The Centre's decision to extend its 27% reservation for 'other backward classes' to all seats under the AIQ is a belated, but welcome development, as Other Backward Class (OBC) candidates have been denied their due for years.
And in concord with its keenness to balance OBC interests with those of the socially advanced sections, the Union government has also decided to provide 10% of the AIQ seats to those from the Economically Weaker Sections (EWS).
This is almost entirely the outcome of a Madras High Court verdict and the efforts of the Dravida Munnetra Kazhagam, which approached the court with the demand.
The AIQ is a category created by the Supreme Court to free up some seats from residential or domicile requirements in some States for admissions to their medical colleges.
Introduced in 1986, the AIQ comprised 15% of undergraduate medical and dental seats and 50% of post-graduate seats surrendered by the States for admission through a central pool.
There was no reservation in the AIQ, and, once in the past, the Supreme Court set aside a Madras High Court order directing the Centre to implement Scheduled Castes/Scheduled Tribes quota in the category.
In 2007, the Supreme Court allowed 15% Scheduled Caste reservation and a 7.5% Scheduled Tribe quota under the AIQ.
Meanwhile, based on a central law favouring Backward Class reservation in educational institutions, the Union’s 27% OBC quota was introduced in central educational institutions.
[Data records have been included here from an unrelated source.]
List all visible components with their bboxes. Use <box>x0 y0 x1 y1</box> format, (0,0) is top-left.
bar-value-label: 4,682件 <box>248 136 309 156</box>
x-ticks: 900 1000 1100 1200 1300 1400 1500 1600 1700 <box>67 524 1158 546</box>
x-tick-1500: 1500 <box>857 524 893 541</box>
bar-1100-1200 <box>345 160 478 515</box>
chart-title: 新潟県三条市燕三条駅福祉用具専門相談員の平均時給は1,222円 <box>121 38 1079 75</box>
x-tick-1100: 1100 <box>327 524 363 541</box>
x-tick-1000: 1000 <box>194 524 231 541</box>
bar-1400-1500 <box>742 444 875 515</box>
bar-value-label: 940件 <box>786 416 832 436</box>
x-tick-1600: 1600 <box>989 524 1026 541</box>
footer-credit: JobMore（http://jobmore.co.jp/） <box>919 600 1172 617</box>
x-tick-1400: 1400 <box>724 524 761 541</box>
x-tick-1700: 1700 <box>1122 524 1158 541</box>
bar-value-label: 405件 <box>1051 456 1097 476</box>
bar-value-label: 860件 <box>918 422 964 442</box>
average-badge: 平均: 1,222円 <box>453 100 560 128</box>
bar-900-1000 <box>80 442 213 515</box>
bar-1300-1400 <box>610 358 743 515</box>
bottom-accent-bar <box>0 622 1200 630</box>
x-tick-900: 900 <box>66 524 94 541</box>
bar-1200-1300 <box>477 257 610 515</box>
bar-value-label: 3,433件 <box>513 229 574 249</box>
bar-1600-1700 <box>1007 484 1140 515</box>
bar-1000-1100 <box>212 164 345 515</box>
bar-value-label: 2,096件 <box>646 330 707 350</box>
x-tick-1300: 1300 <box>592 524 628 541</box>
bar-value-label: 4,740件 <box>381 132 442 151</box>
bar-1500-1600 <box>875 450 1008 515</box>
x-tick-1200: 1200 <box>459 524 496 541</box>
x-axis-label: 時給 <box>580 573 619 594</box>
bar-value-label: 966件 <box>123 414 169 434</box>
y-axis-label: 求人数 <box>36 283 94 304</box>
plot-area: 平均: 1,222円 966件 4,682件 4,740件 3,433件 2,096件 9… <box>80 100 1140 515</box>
There was no move to implement OBC reservation in the category.
In the courts, the Medical Council of India argued against OBC reservation, but the Union government said it was not averse to the reservation, subject to an overall 50% limit. The omission of OBC reservations in the AIQ seats was discriminatory.
There were OBC seats in medical institutions run by the Centre, as well as State-specific quotas in those run by the States. It was incongruous that seats given up by the States to help the Centre redistribute medical education opportunities across the country were kept out of the ambit of affirmative action.
There was even a case to argue that, as AIQ seats originally belonged to the States, the quota policy applicable to the respective States ought to be applied to them. The Madras High Court, in July 2020, held that there was no legal impediment to OBC reservation, but, given that the policy varied from State to State, it left it to the Centre to decide the modalities for quotas from this academic year.
The Centre has now decided on the 27% OBC quota, but not before the High Court termed the delay in doing so "contumacious".